Bankruptcy of state-owned enterprises and enterprises in the authorized capital of which the share of state ownership exceeds 50%
(More details with the text of the resolution of the Supreme Court of Ukraine dated 10.12.2019 in the case
№ 906/1290/15 can be found at the link http://reyestr.court.gov.ua/Review/86400486)
Subject: achievement of a legitimate goal defined by the Bankruptcy Law, which establishes the conditions and procedure for restoring the solvency of the debtor or declaring him bankrupt and the application of liquidation proceedings to fully or partially satisfy creditors’ claims.
Part 4 of Art. 96 of the Bankruptcy Law stipulates that the provisions of this Law apply to legal entities – enterprises that are objects of state property that are not subject to privatization, in terms of rehabilitation or liquidation after their exclusion in the prescribed manner from the list of such objects. According to Part 3 of Art. 214 of the Civil Code of Ukraine to state-owned enterprises, which in accordance with the law are not subject to privatization, these procedures are applied in terms of rehabilitation or liquidation only after their exclusion in the prescribed manner from the list of objects not subject to privatization. Judicial procedures of reorganization and liquidation of the debtor included in the list of objects of state property that are not subject to privatization, in accordance with the Law of Ukraine “On the list of objects of state property that are not subject to privatization” can be carried out only after exclusion of the debtor from of this list.
The only possible completion of the bankruptcy proceedings of such a debtor in accordance with the law in force at the time of the decisions of the courts of previous instances is the conclusion of an amicable agreement in the bankruptcy case at te stage of disposition of property.
Thus, the courts of previous instances came to the correct conclusion that these norms and provisions of the Law of Ukraine “On the list of state property not subject to privatization” in force at the time of decisions of courts of previous instances establish restrictions on the application of the Bankruptcy Law. reorganization or liquidation procedures for legal entities – enterprises that are state-owned and included in the list of objects that are not subject to privatization.
At the same time, bankruptcy proceedings under the provisions of the Bankruptcy Law are urgent. Part 1 of Art 6 of the Convention for the Protection of Human Rights and Fundamental Freedoms (hereinafter – the Convention), to which Ukraine is a party, stipulates that everyone has the right to a fair and public hearing within a reasonable time by an independent and impartial tribunal established by law. and duties of a civil nature or establish the validity of any criminal charges against him.

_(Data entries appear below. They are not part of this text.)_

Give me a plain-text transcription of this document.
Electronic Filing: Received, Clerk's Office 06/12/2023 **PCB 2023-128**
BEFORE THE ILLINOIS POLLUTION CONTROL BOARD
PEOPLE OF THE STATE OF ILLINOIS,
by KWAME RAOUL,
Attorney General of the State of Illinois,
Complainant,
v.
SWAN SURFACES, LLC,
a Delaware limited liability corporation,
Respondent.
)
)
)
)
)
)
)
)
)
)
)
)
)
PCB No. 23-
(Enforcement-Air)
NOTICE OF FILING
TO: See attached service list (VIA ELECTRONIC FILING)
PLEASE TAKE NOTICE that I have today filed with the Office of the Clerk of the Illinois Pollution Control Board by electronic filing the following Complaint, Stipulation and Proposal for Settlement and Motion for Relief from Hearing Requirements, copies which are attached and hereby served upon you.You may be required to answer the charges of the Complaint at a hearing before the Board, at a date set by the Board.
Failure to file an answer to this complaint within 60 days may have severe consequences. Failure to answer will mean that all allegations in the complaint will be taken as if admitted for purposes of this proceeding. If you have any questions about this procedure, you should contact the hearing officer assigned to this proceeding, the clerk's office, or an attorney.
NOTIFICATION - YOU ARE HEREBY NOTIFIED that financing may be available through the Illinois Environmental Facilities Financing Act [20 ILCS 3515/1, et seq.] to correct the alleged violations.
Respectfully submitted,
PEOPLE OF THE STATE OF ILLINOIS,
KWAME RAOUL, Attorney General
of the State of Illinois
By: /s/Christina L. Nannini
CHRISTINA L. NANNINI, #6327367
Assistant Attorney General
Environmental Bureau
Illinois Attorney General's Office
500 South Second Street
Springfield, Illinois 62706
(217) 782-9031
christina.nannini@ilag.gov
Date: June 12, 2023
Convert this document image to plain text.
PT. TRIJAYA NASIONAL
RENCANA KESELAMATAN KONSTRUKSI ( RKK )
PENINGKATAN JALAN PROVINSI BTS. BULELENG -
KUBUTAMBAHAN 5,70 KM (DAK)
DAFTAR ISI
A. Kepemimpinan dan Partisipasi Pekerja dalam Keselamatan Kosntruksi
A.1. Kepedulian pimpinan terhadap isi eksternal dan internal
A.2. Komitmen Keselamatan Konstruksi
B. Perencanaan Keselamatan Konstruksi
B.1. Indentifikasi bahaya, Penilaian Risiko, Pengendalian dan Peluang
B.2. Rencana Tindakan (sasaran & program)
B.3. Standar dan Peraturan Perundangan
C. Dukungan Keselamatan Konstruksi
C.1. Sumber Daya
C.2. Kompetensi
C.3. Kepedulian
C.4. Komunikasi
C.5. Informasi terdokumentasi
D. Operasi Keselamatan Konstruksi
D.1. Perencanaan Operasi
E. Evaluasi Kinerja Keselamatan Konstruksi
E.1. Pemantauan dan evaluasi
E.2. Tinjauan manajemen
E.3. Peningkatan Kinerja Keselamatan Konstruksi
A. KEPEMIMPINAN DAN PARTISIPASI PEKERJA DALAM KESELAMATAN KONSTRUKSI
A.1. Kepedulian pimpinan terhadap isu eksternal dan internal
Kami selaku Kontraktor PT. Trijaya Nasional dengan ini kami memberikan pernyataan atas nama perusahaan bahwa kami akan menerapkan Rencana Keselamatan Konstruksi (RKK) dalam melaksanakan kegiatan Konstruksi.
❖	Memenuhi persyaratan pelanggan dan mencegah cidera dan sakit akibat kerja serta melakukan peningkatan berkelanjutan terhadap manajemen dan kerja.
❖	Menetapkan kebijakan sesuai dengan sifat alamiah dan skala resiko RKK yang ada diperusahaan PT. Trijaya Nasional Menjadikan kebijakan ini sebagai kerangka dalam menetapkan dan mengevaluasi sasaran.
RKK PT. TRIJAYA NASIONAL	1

Taking into account that the bankruptcy proceedings of the Chervonensky Foodstuffs Plant have been going on for more than three years at the stage of disposing of property, the debtor was not excluded from the list of state-owned objects not subject to privatization during this period. the creditors’ committee and the debtor have not reached an amicable agreement in the procedure of disposing of property in this case, as well as the fact that the moratorium in the bankruptcy case for a long time prohibits satisfaction of the debtor’s bankruptcy creditors, to ensure the principles of consideration of the case within a reasonable time by an independent and impartial court and to guarantee the legal certainty of creditors whose claims are recognized by the court are included in the register by a preliminary ruling in the bankruptcy case , in order to ensure the principles of consideration of the case within a reasonable time by an independent and impartial court and to guarantee the legal certainty of creditors, the court of first instance correctly concluded the closure of the bankruptcy proceedings “Chervonensky Zavod Prodtovary”.
This does not preclude the possibility of terminating the subject matter of the dispute on the basis of a legislative instruction. In this case, such a legislative requirement is the requirements of Part 4 of Art. 96 of the Bankruptcy Law (in force at the time of the decisions of the courts of previous instances), which limit the possibility of bankruptcy proceedings of an enterprise that is not subject to privatization, the transition to reorganization and liquidation proceedings.
Thus, the procedure for disposing of property may end with the conclusion of an amicable agreement in the bankruptcy case or the closure of bankruptcy proceedings with the application of paragraph 2 of Part 1 of Art. 231 Commercial Procedural Code of Ukraine.
In view of the above, the existence of a statutory restriction on the application to the debtor, which was not excluded from the list of objects of state property that are not subject to privatization, reorganization or liquidation, failure to conclude a long-term settlement agreement in the procedure of disposition of property in this case and the absence in connection with the above successful completion of bankruptcy proceedings.
According to h. 1 Art. 83 of the Bankruptcy Law, the commercial court must close the bankruptcy proceedings in other cases provided by law.